Daher wird es wohl noch Jahre dauern, bis durch mehr Offenheit und mehr demokratische Teilhabe die Zahl der Demonstrationen wieder sinkt. Ob das geschieht, hängt aber auch davon ab, ob die Politik sich von der Wirtschaft emanzipiert und es schafft wieder die Rahmenbedingungen für das Zusammenleben zum Wohle Aller zu gestalten.

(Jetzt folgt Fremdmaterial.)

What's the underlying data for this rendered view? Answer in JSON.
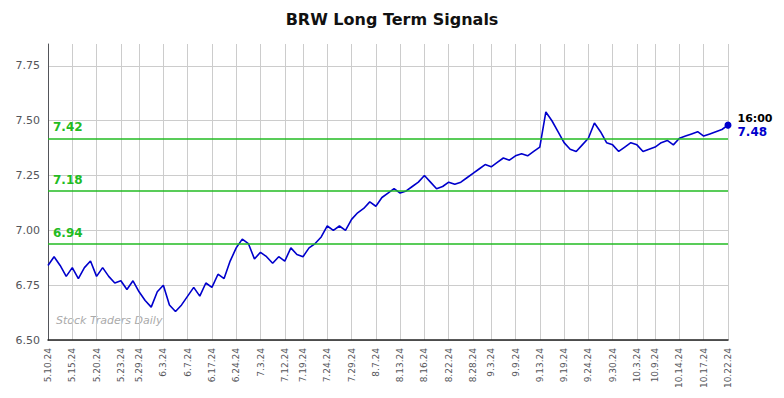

Solange die Politik dem von der Wirtschaft dominierten Wandel hinterher läuft, statt ihn zu gestalten, blieben Demonstrationen eine Notwendigkeit.
Es wäre dennoch klug, wenn die Bürger die Zahl der Demonstrationen beschränken, oder auch andere Formen der politischen Meinungsäußerung nutzen, damit das Instrument Demonstration nicht durch übermäßigen Gebrauch stumpf wird.
Das Bild oben entstand im Stuttgarter Schlossgarten bei einer Demonstration gegen die Tieferlegung des Stuttgarter Hauptbahnhofes für den die meisten im Bild sichtbaren Bäume fallen mussten, was den Park als Naherholungsgebiet zerstörte.
Das Bild zeigt auch, dass die Polizisten rechts - weit weg von der Abschrankung - wohl Angst haben, denn angesichts der Menschenmenge hätten sie wohl keine Chance ungeschoren davon zu kommen. Dass es zu solchen Szenen kam, bei denen die Polizei den Kopf hin halten muss, zeigt, dass die Politik im Vorfeld versagt hatte.